I may try to reply more at the object level later.
Yeah, I actually tried them, but didn’t personally like them that well. They could definitely be an option for someone.
(Another possibility is that you think that building AI the way we do now is so incredibly doomed that even though the story outlined above is unlikely, you see no other path by which to reduce x-risk, which I suppose might be implied by your other comment here.)
This seems like the closest fit, but my view has some commonalities with points 1-3 nonetheless.
(I agree with 1, somewhat agree with 2, and don’t agree with 3).
It sounds like our potential cruxes are closer to point 3 and to the question of how doomed current approaches are. Given that, do you still think rationality realism seems super relevant (to your attempted steelman of my view)?
My current best argument for this position is realism about rationality; in this world, it seems like truly understanding rationality would enable a whole host of both capability and safety improvements in AI systems, potentially directly leading to a design for AGI (which would also explain the info hazards policy).
I guess my position is something like this. I think it may be quite possible to make capabilities “blindly”—basically the processing-power heavy type of AI progress (applying enough tricks so you’re not literally recapitulating evolution, but you’re sorta in that direction on a spectrum). Or possibly that approach will hit a wall at some point. But in either case, better understanding would be essentially necessary for aligning systems with high confidence. But that same knowledge could potentially accelerate capabilities progress.
So I believe in some kind of knowledge to be had (ie, point #1).
Yeah, so, taking stock of the discussion again, it seems like:
There’s a thing-I-believe-which-is-kind-of-like-rationality-realism.
Points 1 and 2 together seem more in line with that thing than “rationality realism” as I understood it from the OP.
You already believe #1, and somewhat believe #2.
We are both pessimistic about #3, but I’m so pessimistic about doing things without #3 that I work under the assumption anyway (plus I think my comparative advantage is contributing to those worlds).
We probably do have some disagreement about something like “how real is rationality?”—but I continue to strongly suspect it isn’t that cruxy.
(ETA: In my head I was replacing “evolution” with “reproductive fitness”; I don’t agree with the sentence as phrased, I would agree with it if you talked only about understanding reproductive fitness, rather than also including e.g. the theory of natural selection, genetics, etc. In the rest of your comment you were talking about reproductive fitness, I don’t know why you suddenly switched to evolution; it seems completely different from everything you were talking about before.)
I checked whether I thought the analogy was right with “reproductive fitness” and decided that evolution was a better analogy for this specific point. In claiming that rationality is as real as reproductive fitness, I’m claiming that there’s a theory of evolution out there.
Sorry it resulted in a confusing mixed metaphor overall.
But, separately, I don’t get how you’re seeing reproductive fitness and evolution as having radically different realness, such that you wanted to systematically correct. I agree they’re separate questions, but in fact I see the realness of reproductive fitness as largely a matter of the realness of evolution—without the overarching theory, reproductive fitness functions would be a kind of irrelevant abstraction and therefore less real.

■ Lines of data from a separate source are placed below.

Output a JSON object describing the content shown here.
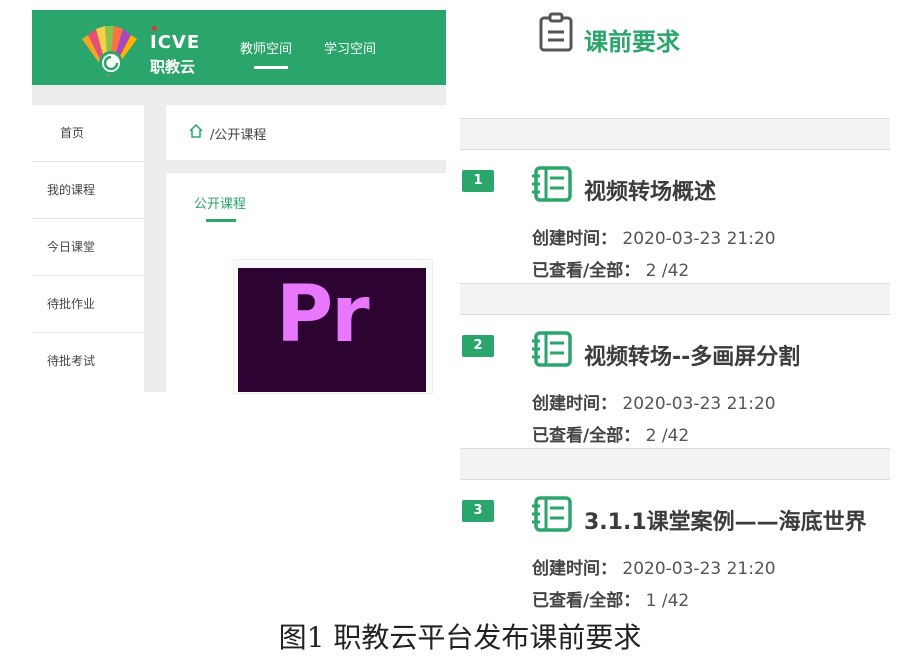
{
  "platform": {
    "brand_en": "ICVE",
    "brand_cn": "职教云",
    "nav": [
      "教师空间",
      "学习空间"
    ],
    "sidebar": [
      "首页",
      "我的课程",
      "今日课堂",
      "待批作业",
      "待批考试"
    ],
    "breadcrumb": "/公开课程",
    "tab": "公开课程",
    "course_tile_text": "Pr"
  },
  "requirements": {
    "title": "课前要求",
    "created_label": "创建时间：",
    "viewed_label": "已查看/全部：",
    "items": [
      {
        "index": "1",
        "title": "视频转场概述",
        "created": "2020-03-23 21:20",
        "viewed": "2 /42"
      },
      {
        "index": "2",
        "title": "视频转场--多画屏分割",
        "created": "2020-03-23 21:20",
        "viewed": "2 /42"
      },
      {
        "index": "3",
        "title": "3.1.1课堂案例——海底世界",
        "created": "2020-03-23 21:20",
        "viewed": "1 /42"
      }
    ]
  },
  "caption": "图1  职教云平台发布课前要求",
  "colors": {
    "accent": "#2aa56b",
    "pr_bg": "#2d0431",
    "pr_text": "#ea77ff"
  }
}
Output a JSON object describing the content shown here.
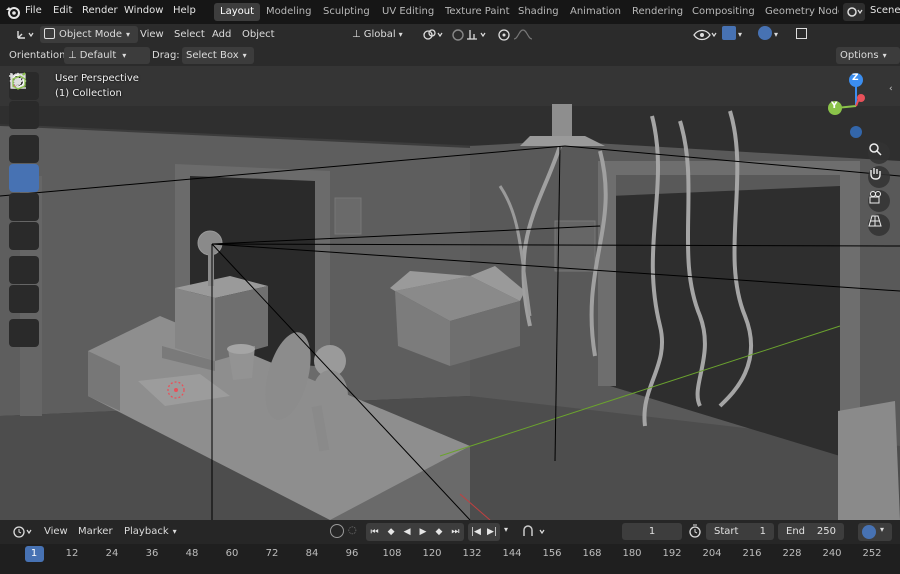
{
  "menubar": {
    "items": [
      "File",
      "Edit",
      "Render",
      "Window",
      "Help"
    ],
    "workspaces": [
      "Layout",
      "Modeling",
      "Sculpting",
      "UV Editing",
      "Texture Paint",
      "Shading",
      "Animation",
      "Rendering",
      "Compositing",
      "Geometry Node"
    ],
    "active_workspace": "Layout",
    "scene_label": "Scene"
  },
  "header": {
    "mode": "Object Mode",
    "menus": [
      "View",
      "Select",
      "Add",
      "Object"
    ],
    "transform_orientation": "Global"
  },
  "tool_settings": {
    "orientation_label": "Orientation:",
    "orientation_value": "Default",
    "drag_label": "Drag:",
    "drag_value": "Select Box",
    "options_label": "Options"
  },
  "viewport": {
    "view_name": "User Perspective",
    "collection": "(1) Collection",
    "gizmo": {
      "z": "Z",
      "y": "Y"
    }
  },
  "timeline": {
    "menus": [
      "View",
      "Marker",
      "Playback"
    ],
    "current_frame": "1",
    "start_label": "Start",
    "start_value": "1",
    "end_label": "End",
    "end_value": "250",
    "ruler_ticks": [
      "1",
      "12",
      "24",
      "36",
      "48",
      "60",
      "72",
      "84",
      "96",
      "108",
      "120",
      "132",
      "144",
      "156",
      "168",
      "180",
      "192",
      "204",
      "216",
      "228",
      "240",
      "252"
    ]
  },
  "colors": {
    "accent": "#4772b3",
    "active_frame": "#4772b3",
    "axis_x": "#e8515a",
    "axis_y": "#8bc34a",
    "axis_z": "#3b8ef0"
  }
}
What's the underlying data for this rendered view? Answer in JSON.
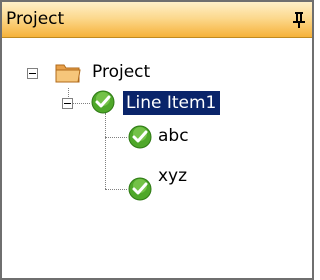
{
  "panel": {
    "title": "Project"
  },
  "tree": {
    "root": {
      "label": "Project",
      "icon": "folder-icon",
      "expanded": true
    },
    "line_item": {
      "label": "Line Item1",
      "icon": "green-check-icon",
      "expanded": true,
      "selected": true
    },
    "children": [
      {
        "label": "abc",
        "icon": "green-check-icon"
      },
      {
        "label": "xyz",
        "icon": "green-check-icon"
      }
    ]
  },
  "colors": {
    "title_bar": "#f6b23a",
    "selection": "#0a246a",
    "check": "#4fa82a"
  }
}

To my knowledge, the theory of evolution (ETA: mathematical understanding of reproductive fitness) has not had nearly the same impact on our ability to make big things as (say) any theory of physics. The Rocket Alignment Problem explicitly makes an analogy to an invention that required a theory of gravitation / momentum etc. Even physics theories that talk about extreme situations can enable applications; e.g. GPS would not work without an understanding of relativity. In contrast, I struggle to name a way that evolution(ETA: insights based on reproductive fitness) affects an everyday person (ignoring irrelevant things like atheism-religion debates). There are lots of applications based on an understanding of DNA, but DNA is a “real” thing. (This would make me sympathetic to a claim that rationality research would give us useful intuitions that lead us to discover “real” things that would then be important, but I don’t think that’s the claim.)
I think this is due more to stuff like the relevant timescale than the degree of real-ness. I agree real-ness is relevant, but it seems to me that the rest of biology is roughly as real as reproductive fitness (ie, it’s all very messy compared to physics) but has far more practical consequences (thinking of medicine). On the other side, astronomy is very real but has few industry applications. There are other aspects to point at, but one relevant factor is that evolution and astronomy study things on long timescales.
Reproductive fitness would become very relevant if we were sending out seed ships to terraform nearby planets over geological time periods, in the hope that our descendants might one day benefit. (Because we would be in for some surprises if we didn’t understand how organisms seeded on those planets would likely evolve.)
So—it seems to me—the question should not be whether an abstract theory of rationality is the sort of thing which on-outside-view has few or many economic consequences, but whether it seems like the sort of thing that applies to building intelligent machines in particular!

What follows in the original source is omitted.